The increase in the provision for loan losses is due to growth in loan delinquencies, non-accrual loans, impaired loans and the loan portfolio and general economic conditions, according to a statement.

There was also an increase in non-interest expense of $302,000 for the three months ended Dec. 31, 2009 compared to the three months ended Dec. 31, 2008. The increase in non-interest expense was mainly due to an increase in other general and administrative expenses of $104,000, an increase in advertising expenses of $70,000, an increase in salaries and employee benefits of $60,000, and an increase in occupancy and equipment of $45,000.

The company also reported a net loss of $832,000 for the six months ended Dec. 31, 2009, compared to a net profit of $237,000 for the same period in 2008. The decrease in net income was primarily due to an increase in the provision for loan losses of $1.8 million.

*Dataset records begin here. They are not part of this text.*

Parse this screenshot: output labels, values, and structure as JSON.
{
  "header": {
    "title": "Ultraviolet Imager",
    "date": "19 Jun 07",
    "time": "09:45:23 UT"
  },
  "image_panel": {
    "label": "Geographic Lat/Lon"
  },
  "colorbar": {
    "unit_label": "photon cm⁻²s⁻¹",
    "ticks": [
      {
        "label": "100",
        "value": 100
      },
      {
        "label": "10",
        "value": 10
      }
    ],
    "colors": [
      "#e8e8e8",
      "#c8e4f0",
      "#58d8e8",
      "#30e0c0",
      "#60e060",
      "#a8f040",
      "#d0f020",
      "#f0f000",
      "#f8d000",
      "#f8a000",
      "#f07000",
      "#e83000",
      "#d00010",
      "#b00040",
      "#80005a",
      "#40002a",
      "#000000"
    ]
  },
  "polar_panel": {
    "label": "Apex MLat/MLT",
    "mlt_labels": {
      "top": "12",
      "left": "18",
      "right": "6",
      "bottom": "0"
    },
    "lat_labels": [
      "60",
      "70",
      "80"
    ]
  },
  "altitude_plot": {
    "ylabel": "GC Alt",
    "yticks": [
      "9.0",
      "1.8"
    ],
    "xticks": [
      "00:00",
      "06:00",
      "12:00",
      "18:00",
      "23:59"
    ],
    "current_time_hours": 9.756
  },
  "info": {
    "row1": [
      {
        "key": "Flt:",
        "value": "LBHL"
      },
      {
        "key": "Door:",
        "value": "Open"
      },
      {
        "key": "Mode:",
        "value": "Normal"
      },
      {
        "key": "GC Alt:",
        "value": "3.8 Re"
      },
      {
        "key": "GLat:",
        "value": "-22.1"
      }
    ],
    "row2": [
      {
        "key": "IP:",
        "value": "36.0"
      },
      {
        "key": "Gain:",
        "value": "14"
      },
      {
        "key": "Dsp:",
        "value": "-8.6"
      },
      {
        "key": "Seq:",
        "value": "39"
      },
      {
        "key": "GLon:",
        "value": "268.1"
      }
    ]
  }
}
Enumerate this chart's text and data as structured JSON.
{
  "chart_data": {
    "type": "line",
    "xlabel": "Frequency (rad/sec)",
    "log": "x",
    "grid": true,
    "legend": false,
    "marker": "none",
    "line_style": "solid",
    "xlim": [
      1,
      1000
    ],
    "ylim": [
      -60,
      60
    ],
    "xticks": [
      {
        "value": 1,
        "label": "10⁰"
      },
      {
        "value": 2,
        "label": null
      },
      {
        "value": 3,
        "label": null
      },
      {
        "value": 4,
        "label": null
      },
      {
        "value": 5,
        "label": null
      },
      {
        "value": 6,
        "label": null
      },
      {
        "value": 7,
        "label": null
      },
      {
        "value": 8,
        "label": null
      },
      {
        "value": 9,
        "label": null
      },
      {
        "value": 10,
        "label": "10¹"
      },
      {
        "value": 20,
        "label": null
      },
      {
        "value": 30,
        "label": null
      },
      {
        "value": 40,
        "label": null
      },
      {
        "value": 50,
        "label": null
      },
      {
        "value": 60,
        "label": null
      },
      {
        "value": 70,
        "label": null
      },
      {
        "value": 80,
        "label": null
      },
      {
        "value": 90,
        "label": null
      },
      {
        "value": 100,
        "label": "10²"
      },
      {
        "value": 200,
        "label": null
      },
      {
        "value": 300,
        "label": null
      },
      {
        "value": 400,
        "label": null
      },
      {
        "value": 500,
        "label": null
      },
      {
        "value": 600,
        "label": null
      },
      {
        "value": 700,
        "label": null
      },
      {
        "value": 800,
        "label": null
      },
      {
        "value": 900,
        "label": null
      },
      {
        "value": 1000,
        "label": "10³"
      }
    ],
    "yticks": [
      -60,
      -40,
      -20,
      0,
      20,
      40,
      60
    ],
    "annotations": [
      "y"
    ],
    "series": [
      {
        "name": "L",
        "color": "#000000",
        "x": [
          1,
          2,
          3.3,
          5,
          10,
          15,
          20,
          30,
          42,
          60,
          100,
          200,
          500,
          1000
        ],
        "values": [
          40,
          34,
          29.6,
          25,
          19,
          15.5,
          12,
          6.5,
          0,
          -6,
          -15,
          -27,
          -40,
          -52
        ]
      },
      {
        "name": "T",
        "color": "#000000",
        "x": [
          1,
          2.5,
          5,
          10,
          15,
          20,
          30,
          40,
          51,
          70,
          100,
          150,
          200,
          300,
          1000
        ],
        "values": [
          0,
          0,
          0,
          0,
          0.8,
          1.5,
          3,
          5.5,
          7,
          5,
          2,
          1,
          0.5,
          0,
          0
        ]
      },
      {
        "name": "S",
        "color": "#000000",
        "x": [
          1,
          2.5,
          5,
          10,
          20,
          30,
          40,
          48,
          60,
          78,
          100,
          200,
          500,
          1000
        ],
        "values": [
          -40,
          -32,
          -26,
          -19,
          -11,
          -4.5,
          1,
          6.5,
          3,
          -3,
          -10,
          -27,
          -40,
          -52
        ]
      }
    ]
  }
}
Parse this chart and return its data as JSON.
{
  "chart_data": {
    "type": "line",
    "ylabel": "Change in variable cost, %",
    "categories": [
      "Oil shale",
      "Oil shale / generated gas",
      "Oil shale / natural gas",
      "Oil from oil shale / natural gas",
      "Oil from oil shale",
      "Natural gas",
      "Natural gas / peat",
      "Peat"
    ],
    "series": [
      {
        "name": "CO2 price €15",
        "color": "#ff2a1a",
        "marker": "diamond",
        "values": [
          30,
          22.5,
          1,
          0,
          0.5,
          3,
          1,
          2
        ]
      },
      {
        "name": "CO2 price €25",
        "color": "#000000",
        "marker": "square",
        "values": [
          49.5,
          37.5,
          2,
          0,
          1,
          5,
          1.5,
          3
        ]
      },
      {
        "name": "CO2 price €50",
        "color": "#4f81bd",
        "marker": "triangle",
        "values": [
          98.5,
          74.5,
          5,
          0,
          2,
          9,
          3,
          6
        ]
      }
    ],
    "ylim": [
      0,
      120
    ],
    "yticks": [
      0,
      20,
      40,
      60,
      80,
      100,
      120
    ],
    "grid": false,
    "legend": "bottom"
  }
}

"We are disappointed to be reporting a loss for the first six months of our fiscal year due in large part to a significant provision for loan losses primarily due to our concern primarily over one large lending relationship," said Thomas R. Burton, president and CEO. "The bank’s loan loss reserve ratio to total loans outstanding has increased over the prior year while our charge offs to date have remained relatively low. We continue to remain wary of the economic situation in New England and its impact particularly on our commercial customers."

The company’s board of directors has also declared a quarterly cash dividend of $0.03 per common share, payable Feb. 26 to shareholders of record at the close of business on Feb. 12.